Comme sainte Catherine peignait admirablement, au moins la miniature, l'académie de peinture, à Bologne, l'a prise pour patronne.
La bienheureuse Catherine a composé plusieurs traités spirituels pour l'instruction des âmes dévotes et religieuses. Elle écrivait en latin et en italien. Dans son livre des Sept Armes spirituelles, elle nous apprend à combattre les ennemis de notre âme. Dans celui de Ses Révolutions, elle montre qu'il faut toujours être sur la défiance et sur ses gardes dans le combat que nous avons avec le démon. Elle avoue qu'elle y a été trompée, et que, se fiant trop sur les grandes grâces qu'elle avait reçues de Dieu, elle s'était imaginée être au-dessus des artifices du démon, qui l'avait cependant abusée, lui apparaissant sous la figure de Jésus attaché en croix, et sous celle de la Sainte Vierge. De là, elle tire pour conséquence qu'il n'y a que Dieu qui puisse nous faire découvrir la malice du démon : car, pour elle, sa trop grande crédulité l'a mise dans des états où elle ne savait si elle était aimée de Dieu ou abandonnée de lui. Après sa mort, on trouva ce livre cacheté, parce qu'elle ne voulait pas qu'il parût de son vivant. Elle en avait fait un autre sur les tentations que le démon avait suscitées en elle, et les secours qu'elle avait reçus de Dieu pour les surmonter. Mais, s'étant aperçue qu'on avait eu connaissance de cet ouvrage, elle le jeta au feu pour éviter la vaine gloire. Enfin, on trouve une hymne d'elle, sur l'origine de la créature intellectuelle, et sur les cinq mystères joyeux du Rosaire.
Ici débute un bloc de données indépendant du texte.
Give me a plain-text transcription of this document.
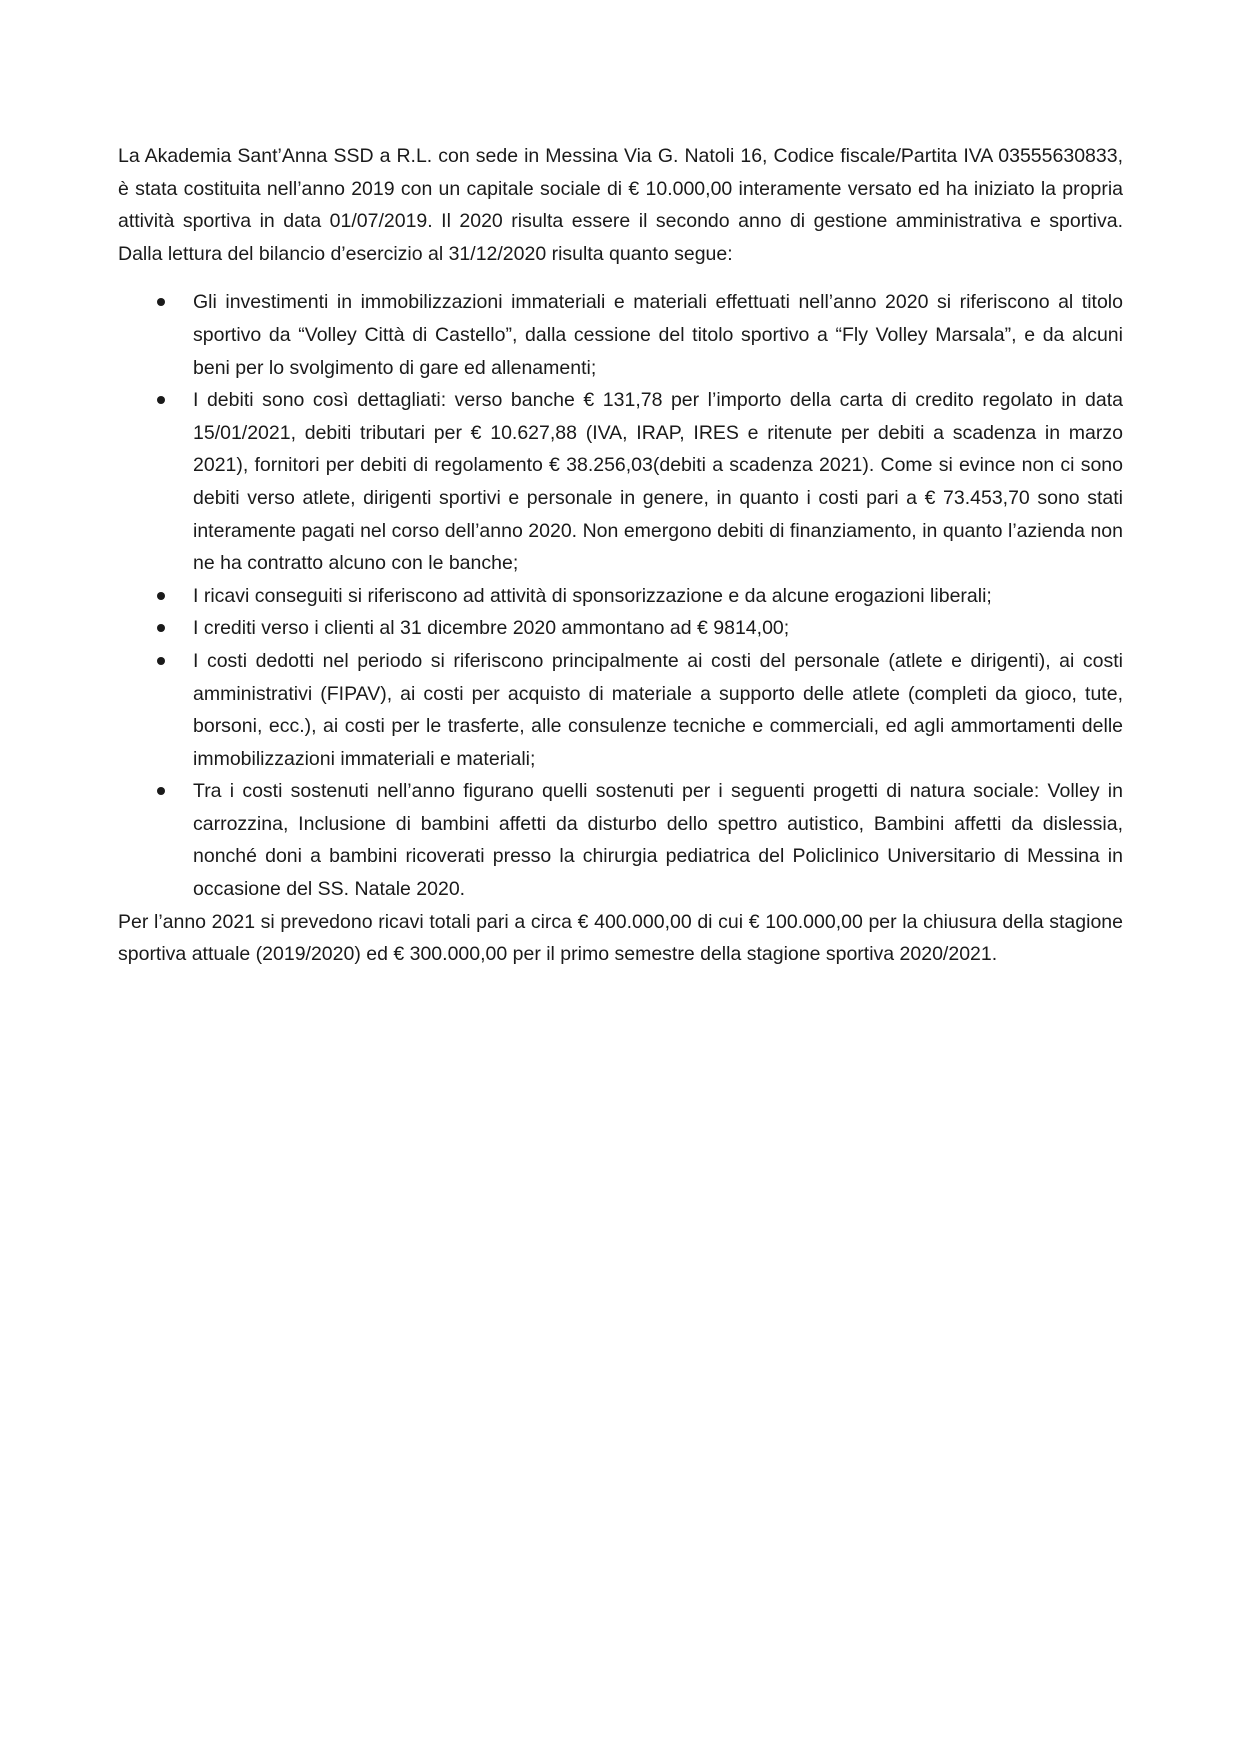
La Akademia Sant’Anna SSD a R.L. con sede in Messina Via G. Natoli 16, Codice fiscale/Partita IVA 03555630833, è stata costituita nell’anno 2019 con un capitale sociale di € 10.000,00 interamente versato ed ha iniziato la propria attività sportiva in data 01/07/2019. Il 2020 risulta essere il secondo anno di gestione amministrativa e sportiva. Dalla lettura del bilancio d’esercizio al 31/12/2020 risulta quanto segue:

Gli investimenti in immobilizzazioni immateriali e materiali effettuati nell’anno 2020 si riferiscono al titolo sportivo da “Volley Città di Castello”, dalla cessione del titolo sportivo a “Fly Volley Marsala”, e da alcuni beni per lo svolgimento di gare ed allenamenti;
I debiti sono così dettagliati: verso banche € 131,78 per l’importo della carta di credito regolato in data 15/01/2021, debiti tributari per € 10.627,88 (IVA, IRAP, IRES e ritenute per debiti a scadenza in marzo 2021), fornitori per debiti di regolamento € 38.256,03(debiti a scadenza 2021). Come si evince non ci sono debiti verso atlete, dirigenti sportivi e personale in genere, in quanto i costi pari a € 73.453,70 sono stati interamente pagati nel corso dell’anno 2020. Non emergono debiti di finanziamento, in quanto l’azienda non ne ha contratto alcuno con le banche;
I ricavi conseguiti si riferiscono ad attività di sponsorizzazione e da alcune erogazioni liberali;
I crediti verso i clienti al 31 dicembre 2020 ammontano ad € 9814,00;
I costi dedotti nel periodo si riferiscono principalmente ai costi del personale (atlete e dirigenti), ai costi amministrativi (FIPAV), ai costi per acquisto di materiale a supporto delle atlete (completi da gioco, tute, borsoni, ecc.), ai costi per le trasferte, alle consulenze tecniche e commerciali, ed agli ammortamenti delle immobilizzazioni immateriali e materiali;
Tra i costi sostenuti nell’anno figurano quelli sostenuti per i seguenti progetti di natura sociale: Volley in carrozzina, Inclusione di bambini affetti da disturbo dello spettro autistico, Bambini affetti da dislessia, nonché doni a bambini ricoverati presso la chirurgia pediatrica del Policlinico Universitario di Messina in occasione del SS. Natale 2020.

Per l’anno 2021 si prevedono ricavi totali pari a circa € 400.000,00 di cui € 100.000,00 per la chiusura della stagione sportiva attuale (2019/2020) ed € 300.000,00 per il primo semestre della stagione sportiva 2020/2021.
Voici une courte analyse du Traité des armes spirituelles :
« Toute personne », dit-elle, « qui veut prendre sur elle la croix du Souvenir mort le premier au champ de bataille pour nous donner la vie, doit saisir d'abord les armes nécessaires à ce genre de combat. La première est la diligence ou l'application à bien faire : donc pas de tiédeur ; elle est manette ; pas de négligence, et un grand soin à éviter le trop comme le trop peu : en un mot, avoir de la discrétion. La seconde arme est la défiance de soi-même et la confiance en Dieu ; car sans Dieu nous ne pouvons rien. La troisième est le souvenir de la Passion et de l'instructif pèlerinage de Jésus-Christ sur la terre. La quatrième arme est le souvenir de la mort : donc faisons le bien pendant qu'il en est temps. La cinquième est le souvenir des biens du paradis : il est impossible, a dit saint Augustin, de jouir des biens présents et des biens futurs. Répétons avec saint François d'Assise : « Seigneur, les justes m'appellent en attendant que vous me donniez la récompense ». La sixième arme est l'autorité des saintes Écritures : c'est avec cette arme que Jésus-Christ a vaincu le démon au désert, c'est cette arme que la bienheureuse vierge Cécile portait toujours cachée dans sa poitrine.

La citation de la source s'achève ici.